All of the OCR Solutions on this page focus on doing the process before the documents hit SharePoint.  I will write an article later on solutions that can OCR documents within SharePoint Libraries later.

Saturday, January 23, 2010

What is OCR, ICR and OMR?

What is OCR, ICR and OMR?

In the area of text conversion, there is often confusion on the acronyms that surround the industry, and what each one designates.  Below are some quick overviews of each of the recognition technologies, and what they accomplish:

Optical Character Recognition (OCR) Software

OCR Software takes images, and converts them to searchable text.  The output can be a plain text file, or the industry standard today is an image with hidden text PDF.  OCR can also be utilized to extract data from scanned images, providing a means to either harvest information, or create index fields for later search. OCR Software Definition

Intelligent Character Recognition (ICR) Software

ICR Software provides the ability to recognize handwritten, or hand printed text.  This process can be extrememly accurate when the printed text is bound by boxes, or combed form fields.  Hanwriting is a little more complex, and typically requires many samples to be accurate.

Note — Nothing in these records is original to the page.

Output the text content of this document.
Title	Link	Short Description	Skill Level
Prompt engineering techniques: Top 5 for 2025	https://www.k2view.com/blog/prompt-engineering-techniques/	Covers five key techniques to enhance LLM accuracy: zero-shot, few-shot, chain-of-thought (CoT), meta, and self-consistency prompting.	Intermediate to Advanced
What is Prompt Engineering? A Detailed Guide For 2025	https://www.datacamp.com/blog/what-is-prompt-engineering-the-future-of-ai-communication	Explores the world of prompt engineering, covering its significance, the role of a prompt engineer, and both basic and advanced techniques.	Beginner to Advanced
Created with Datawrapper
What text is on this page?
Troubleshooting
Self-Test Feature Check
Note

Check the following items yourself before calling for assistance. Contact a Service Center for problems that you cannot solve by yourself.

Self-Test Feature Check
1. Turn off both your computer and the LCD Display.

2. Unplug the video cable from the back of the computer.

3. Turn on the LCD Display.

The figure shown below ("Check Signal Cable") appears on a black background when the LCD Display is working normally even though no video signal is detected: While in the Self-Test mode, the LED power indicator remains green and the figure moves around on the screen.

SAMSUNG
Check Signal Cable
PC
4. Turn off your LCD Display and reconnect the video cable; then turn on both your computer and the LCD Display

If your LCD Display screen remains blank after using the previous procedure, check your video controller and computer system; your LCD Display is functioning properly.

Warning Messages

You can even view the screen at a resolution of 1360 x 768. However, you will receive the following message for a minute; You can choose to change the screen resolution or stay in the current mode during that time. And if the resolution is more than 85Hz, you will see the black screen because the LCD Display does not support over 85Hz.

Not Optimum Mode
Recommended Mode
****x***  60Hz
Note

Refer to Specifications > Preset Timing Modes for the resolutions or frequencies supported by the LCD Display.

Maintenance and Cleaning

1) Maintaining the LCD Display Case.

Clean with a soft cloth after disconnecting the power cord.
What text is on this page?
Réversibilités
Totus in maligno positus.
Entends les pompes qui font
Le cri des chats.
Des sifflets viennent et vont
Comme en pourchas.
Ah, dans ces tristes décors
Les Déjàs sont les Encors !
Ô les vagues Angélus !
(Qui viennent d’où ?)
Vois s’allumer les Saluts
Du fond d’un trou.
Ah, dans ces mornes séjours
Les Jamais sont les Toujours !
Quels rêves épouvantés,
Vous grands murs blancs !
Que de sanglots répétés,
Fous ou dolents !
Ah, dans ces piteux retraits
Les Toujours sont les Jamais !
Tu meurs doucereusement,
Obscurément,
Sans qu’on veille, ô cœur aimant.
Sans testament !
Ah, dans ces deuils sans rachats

ICR Software Definition

Optical Mark Recognition (OMR) Software

OMR Software, somtimes called "mark sesnse", provides the ability to read checked boxes on forms or documents.  The software senses the difference between an unmarked and marked box using a baseline reading, and then allows the recognition to take place.

Many manufacturers combine all 3 into a single recognition engine that provides powerful analysis capabilities for scanned documents and forms.  OMR Software Definition

Saturday, January 16, 2010

OCR Software and Image Processing

OCR Software and Image Processing

Why is image processing so important when utilizing Optical Character Recognition Software?

In order to get the highest possible accuracy with your OCR Application, the recognition process needs to have a clean image to examine.  The most important are auto-orientation, deskew and despeckle.  The Auto-orientation process examines tha page, and makes sure it is oriented correclty for the whole recognition process.  Deskew examines the page for any skewing, whcih may occur during the scan process, and "rights" the page to make sure the text is inline throughout the page.  Despeckle takes away any speckles on the page that can be falsely identified as font characters, but also can be attributed to any misreads of characters.

Older documents may require other functions, such as font improvement and deshading to insure the highest possible accuracy in the overall OCR process.